El tren da marcha atrás y regresa a la estación. Algunos pasajeros bajan, se juntan en el andén y tratan de averiguar qué está pasando.
–Y aquella noche del verano del setenta y ocho, jugábamos con Talleres, habíamos quedado con ocho hombres, y de pronto, cuando ya estábamosresignados, cuando todo parecía perdido, apareció el genio del Bocha. Lloré. Después vino la final del setenta y nueve, con River, y el Bocha se mandó dos goles. Dos. Y de nuevo lloré. Me acuerdo de otro gol para la historia, en el Monumental, perdíamos uno a cero, Bochini la agarró en nuestra área, el área del río, y se la llevó hasta el otro arco: uno a uno. En un ratito ya estábamos ganando dos a uno. Y otra vez a llorar.
Saca el pañuelo y se lo pasa por los ojos.
–Mi mamá se preguntaba por qué lloraba cada vez que ganaba Independiente y me mandó al psicoanalista. Pero nadie podía entender, ni mi vieja, ni el psicoanalista, ni los amigos, ni mi novia que me dejó porque no aceptaba mi compromiso de los domingos con Independiente. ¿Cómo se hace para explicar ciertas cosas? Para ellos no significa nada que mi apellido tenga trece letras, igual que Independiente, o que el Bocha sea de mi mismo signo.
Se oye el silbato del guarda. Los pasajeros que habían bajado al andén se apresuran a subir.
–Cuando mi padrino se puso mal lo fui a ver a la clínica, no reconocía a nadie, le tomé la mano y me quedé un rato sentado al lado de la cama, le hablé al oído: “Padrino, ayer le ganamos a Ferro y el domingo nos toca con Boca, ya estamos a un punto del primero”. Me levanté para irme, llegué a la puerta y oí la voz de mi padrino que me preguntaba: “¿Jugamos en Avellaneda o en la Bombonera?”. Fueron sus últimas palabras, murió esa noche.
Siguen unos minutos de respetuoso silencio. Una vez más el tren se pone en movimiento, deja atrás la estación, levanta velocidad.

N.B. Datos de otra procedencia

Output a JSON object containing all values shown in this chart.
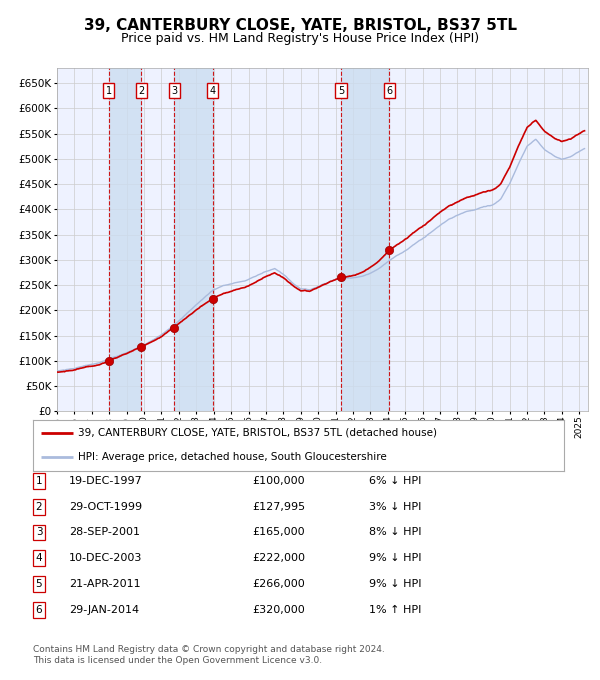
{
  "title": "39, CANTERBURY CLOSE, YATE, BRISTOL, BS37 5TL",
  "subtitle": "Price paid vs. HM Land Registry's House Price Index (HPI)",
  "legend_line1": "39, CANTERBURY CLOSE, YATE, BRISTOL, BS37 5TL (detached house)",
  "legend_line2": "HPI: Average price, detached house, South Gloucestershire",
  "footer1": "Contains HM Land Registry data © Crown copyright and database right 2024.",
  "footer2": "This data is licensed under the Open Government Licence v3.0.",
  "transactions": [
    {
      "num": 1,
      "date": "19-DEC-1997",
      "price": 100000,
      "pct": "6%",
      "dir": "↓",
      "decimal_year": 1997.96
    },
    {
      "num": 2,
      "date": "29-OCT-1999",
      "price": 127995,
      "pct": "3%",
      "dir": "↓",
      "decimal_year": 1999.83
    },
    {
      "num": 3,
      "date": "28-SEP-2001",
      "price": 165000,
      "pct": "8%",
      "dir": "↓",
      "decimal_year": 2001.74
    },
    {
      "num": 4,
      "date": "10-DEC-2003",
      "price": 222000,
      "pct": "9%",
      "dir": "↓",
      "decimal_year": 2003.94
    },
    {
      "num": 5,
      "date": "21-APR-2011",
      "price": 266000,
      "pct": "9%",
      "dir": "↓",
      "decimal_year": 2011.31
    },
    {
      "num": 6,
      "date": "29-JAN-2014",
      "price": 320000,
      "pct": "1%",
      "dir": "↑",
      "decimal_year": 2014.08
    }
  ],
  "ylim": [
    0,
    680000
  ],
  "xlim_start": 1995.0,
  "xlim_end": 2025.5,
  "background_color": "#ffffff",
  "plot_bg_color": "#eef2ff",
  "grid_color": "#cccccc",
  "red_color": "#cc0000",
  "hpi_color": "#aabbdd",
  "shade_color": "#ccddf0",
  "hpi_years_key": [
    1995,
    1995.5,
    1996,
    1996.5,
    1997,
    1997.5,
    1998,
    1998.5,
    1999,
    1999.5,
    2000,
    2000.5,
    2001,
    2001.5,
    2002,
    2002.5,
    2003,
    2003.5,
    2004,
    2004.5,
    2005,
    2005.5,
    2006,
    2006.5,
    2007,
    2007.5,
    2008,
    2008.5,
    2009,
    2009.5,
    2010,
    2010.5,
    2011,
    2011.5,
    2012,
    2012.5,
    2013,
    2013.5,
    2014,
    2014.5,
    2015,
    2015.5,
    2016,
    2016.5,
    2017,
    2017.5,
    2018,
    2018.5,
    2019,
    2019.5,
    2020,
    2020.5,
    2021,
    2021.5,
    2022,
    2022.5,
    2023,
    2023.5,
    2024,
    2024.5,
    2025.3
  ],
  "hpi_vals_key": [
    80000,
    82000,
    84000,
    88000,
    92000,
    96000,
    102000,
    108000,
    114000,
    122000,
    130000,
    140000,
    150000,
    162000,
    176000,
    192000,
    208000,
    224000,
    238000,
    246000,
    250000,
    254000,
    260000,
    268000,
    276000,
    280000,
    268000,
    252000,
    240000,
    238000,
    245000,
    252000,
    260000,
    264000,
    265000,
    268000,
    275000,
    285000,
    298000,
    310000,
    320000,
    332000,
    345000,
    358000,
    370000,
    382000,
    390000,
    396000,
    400000,
    405000,
    408000,
    420000,
    450000,
    490000,
    525000,
    540000,
    520000,
    508000,
    500000,
    505000,
    520000
  ]
}
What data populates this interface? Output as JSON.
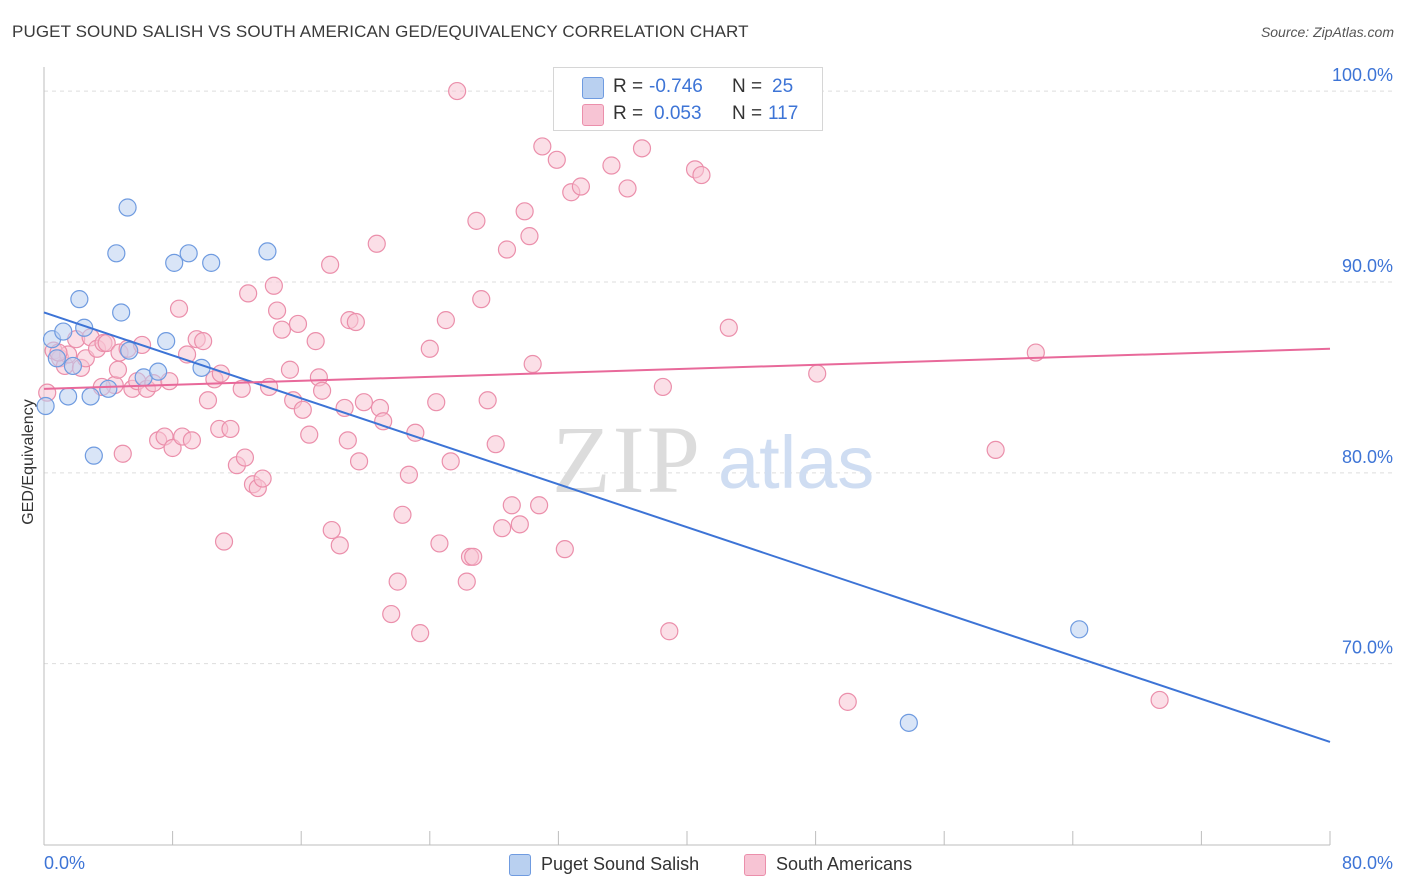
{
  "title": "PUGET SOUND SALISH VS SOUTH AMERICAN GED/EQUIVALENCY CORRELATION CHART",
  "source": "Source: ZipAtlas.com",
  "watermark": {
    "zip": "ZIP",
    "atlas": "atlas"
  },
  "legend": {
    "rows": [
      {
        "r_label": "R =",
        "r_value": "-0.746",
        "n_label": "N =",
        "n_value": "25"
      },
      {
        "r_label": "R =",
        "r_value": "0.053",
        "n_label": "N =",
        "n_value": "117"
      }
    ]
  },
  "bottom_legend": {
    "items": [
      "Puget Sound Salish",
      "South Americans"
    ]
  },
  "colors": {
    "blue_fill": "#b9d0f0",
    "blue_stroke": "#6f9be0",
    "blue_line": "#3d74d6",
    "pink_fill": "#f7c4d4",
    "pink_stroke": "#eb8fab",
    "pink_line": "#e8699a",
    "tick_label": "#3d74d6",
    "grid": "#dddddd"
  },
  "chart_data": {
    "type": "scatter",
    "title": "PUGET SOUND SALISH VS SOUTH AMERICAN GED/EQUIVALENCY CORRELATION CHART",
    "xlabel": "",
    "ylabel": "GED/Equivalency",
    "xlim": [
      0,
      80
    ],
    "ylim": [
      60.5,
      101
    ],
    "x_tick_labels": [
      "0.0%",
      "80.0%"
    ],
    "x_tick_values": [
      0,
      80
    ],
    "x_minor_ticks": [
      8,
      16,
      24,
      32,
      40,
      48,
      56,
      64,
      72,
      80
    ],
    "y_tick_labels": [
      "100.0%",
      "90.0%",
      "80.0%",
      "70.0%"
    ],
    "y_tick_values": [
      100,
      90,
      80,
      70
    ],
    "grid": true,
    "legend_position": "top-center",
    "series": [
      {
        "name": "Puget Sound Salish",
        "color": "#6f9be0",
        "trend": {
          "x": [
            0,
            80
          ],
          "y": [
            88.4,
            65.9
          ]
        },
        "points": [
          [
            0.1,
            83.5
          ],
          [
            0.5,
            87.0
          ],
          [
            0.8,
            86.0
          ],
          [
            1.2,
            87.4
          ],
          [
            1.5,
            84.0
          ],
          [
            1.8,
            85.6
          ],
          [
            2.2,
            89.1
          ],
          [
            2.5,
            87.6
          ],
          [
            2.9,
            84.0
          ],
          [
            3.1,
            80.9
          ],
          [
            4.0,
            84.4
          ],
          [
            4.5,
            91.5
          ],
          [
            4.8,
            88.4
          ],
          [
            5.3,
            86.4
          ],
          [
            5.2,
            93.9
          ],
          [
            6.2,
            85.0
          ],
          [
            7.1,
            85.3
          ],
          [
            7.6,
            86.9
          ],
          [
            8.1,
            91.0
          ],
          [
            9.0,
            91.5
          ],
          [
            10.4,
            91.0
          ],
          [
            13.9,
            91.6
          ],
          [
            9.8,
            85.5
          ],
          [
            53.8,
            66.9
          ],
          [
            64.4,
            71.8
          ]
        ]
      },
      {
        "name": "South Americans",
        "color": "#eb8fab",
        "trend": {
          "x": [
            0,
            80
          ],
          "y": [
            84.4,
            86.5
          ]
        },
        "points": [
          [
            0.2,
            84.2
          ],
          [
            0.6,
            86.4
          ],
          [
            1.0,
            86.0
          ],
          [
            1.3,
            85.6
          ],
          [
            1.5,
            86.2
          ],
          [
            2.0,
            87.0
          ],
          [
            2.3,
            85.5
          ],
          [
            2.6,
            86.0
          ],
          [
            2.9,
            87.1
          ],
          [
            3.3,
            86.5
          ],
          [
            3.7,
            86.8
          ],
          [
            3.9,
            86.8
          ],
          [
            4.4,
            84.6
          ],
          [
            4.6,
            85.4
          ],
          [
            4.7,
            86.3
          ],
          [
            4.9,
            81.0
          ],
          [
            5.2,
            86.5
          ],
          [
            5.5,
            84.4
          ],
          [
            5.8,
            84.8
          ],
          [
            6.1,
            86.7
          ],
          [
            6.4,
            84.4
          ],
          [
            6.8,
            84.7
          ],
          [
            7.1,
            81.7
          ],
          [
            7.5,
            81.9
          ],
          [
            7.8,
            84.8
          ],
          [
            8.0,
            81.3
          ],
          [
            8.4,
            88.6
          ],
          [
            8.6,
            81.9
          ],
          [
            8.9,
            86.2
          ],
          [
            9.2,
            81.7
          ],
          [
            9.5,
            87.0
          ],
          [
            9.9,
            86.9
          ],
          [
            10.2,
            83.8
          ],
          [
            10.6,
            84.9
          ],
          [
            10.9,
            82.3
          ],
          [
            11.0,
            85.2
          ],
          [
            11.2,
            76.4
          ],
          [
            11.6,
            82.3
          ],
          [
            12.0,
            80.4
          ],
          [
            12.3,
            84.4
          ],
          [
            12.5,
            80.8
          ],
          [
            12.7,
            89.4
          ],
          [
            13.0,
            79.4
          ],
          [
            13.3,
            79.2
          ],
          [
            13.6,
            79.7
          ],
          [
            14.0,
            84.5
          ],
          [
            14.3,
            89.8
          ],
          [
            14.5,
            88.5
          ],
          [
            14.8,
            87.5
          ],
          [
            15.3,
            85.4
          ],
          [
            15.5,
            83.8
          ],
          [
            15.8,
            87.8
          ],
          [
            16.1,
            83.3
          ],
          [
            16.5,
            82.0
          ],
          [
            16.9,
            86.9
          ],
          [
            17.1,
            85.0
          ],
          [
            17.3,
            84.3
          ],
          [
            17.8,
            90.9
          ],
          [
            17.9,
            77.0
          ],
          [
            18.4,
            76.2
          ],
          [
            18.7,
            83.4
          ],
          [
            18.9,
            81.7
          ],
          [
            19.0,
            88.0
          ],
          [
            19.4,
            87.9
          ],
          [
            19.6,
            80.6
          ],
          [
            19.9,
            83.7
          ],
          [
            20.7,
            92.0
          ],
          [
            20.9,
            83.4
          ],
          [
            21.1,
            82.7
          ],
          [
            21.6,
            72.6
          ],
          [
            22.0,
            74.3
          ],
          [
            22.3,
            77.8
          ],
          [
            22.7,
            79.9
          ],
          [
            23.1,
            82.1
          ],
          [
            23.4,
            71.6
          ],
          [
            24.0,
            86.5
          ],
          [
            24.4,
            83.7
          ],
          [
            24.6,
            76.3
          ],
          [
            25.0,
            88.0
          ],
          [
            25.3,
            80.6
          ],
          [
            25.7,
            100.0
          ],
          [
            26.3,
            74.3
          ],
          [
            26.5,
            75.6
          ],
          [
            26.7,
            75.6
          ],
          [
            26.9,
            93.2
          ],
          [
            27.2,
            89.1
          ],
          [
            27.6,
            83.8
          ],
          [
            28.1,
            81.5
          ],
          [
            28.5,
            77.1
          ],
          [
            28.8,
            91.7
          ],
          [
            29.1,
            78.3
          ],
          [
            29.6,
            77.3
          ],
          [
            29.9,
            93.7
          ],
          [
            30.2,
            92.4
          ],
          [
            30.4,
            85.7
          ],
          [
            30.8,
            78.3
          ],
          [
            31.0,
            97.1
          ],
          [
            31.9,
            96.4
          ],
          [
            32.4,
            76.0
          ],
          [
            32.8,
            94.7
          ],
          [
            33.4,
            95.0
          ],
          [
            34.0,
            100.0
          ],
          [
            35.3,
            96.1
          ],
          [
            36.3,
            94.9
          ],
          [
            37.2,
            97.0
          ],
          [
            38.5,
            84.5
          ],
          [
            38.9,
            71.7
          ],
          [
            40.5,
            95.9
          ],
          [
            40.9,
            95.6
          ],
          [
            42.6,
            87.6
          ],
          [
            48.1,
            85.2
          ],
          [
            50.0,
            68.0
          ],
          [
            59.2,
            81.2
          ],
          [
            61.7,
            86.3
          ],
          [
            69.4,
            68.1
          ],
          [
            0.9,
            86.3
          ],
          [
            3.6,
            84.5
          ]
        ]
      }
    ]
  }
}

–Ahí empieza el segundo tiempo –dice el flaco.
Se apoya la radio contra la oreja, se acomoda en el asiento y fija la mirada en las grandes nubes blancas inmóviles sobre el horizonte. El flaco se está yendo, me abandona, se va, se fue.
Ése es el recuerdo.
Pienso en la imagen de aquel flaco y, lo mismo que entonces, me digo que quizás, en alguna parte del mundo, también a mí me esté esperando uno de los tantos paraísos perdidos. El paraíso perdido que me corresponde. En alguna parte. ¿Pero dónde?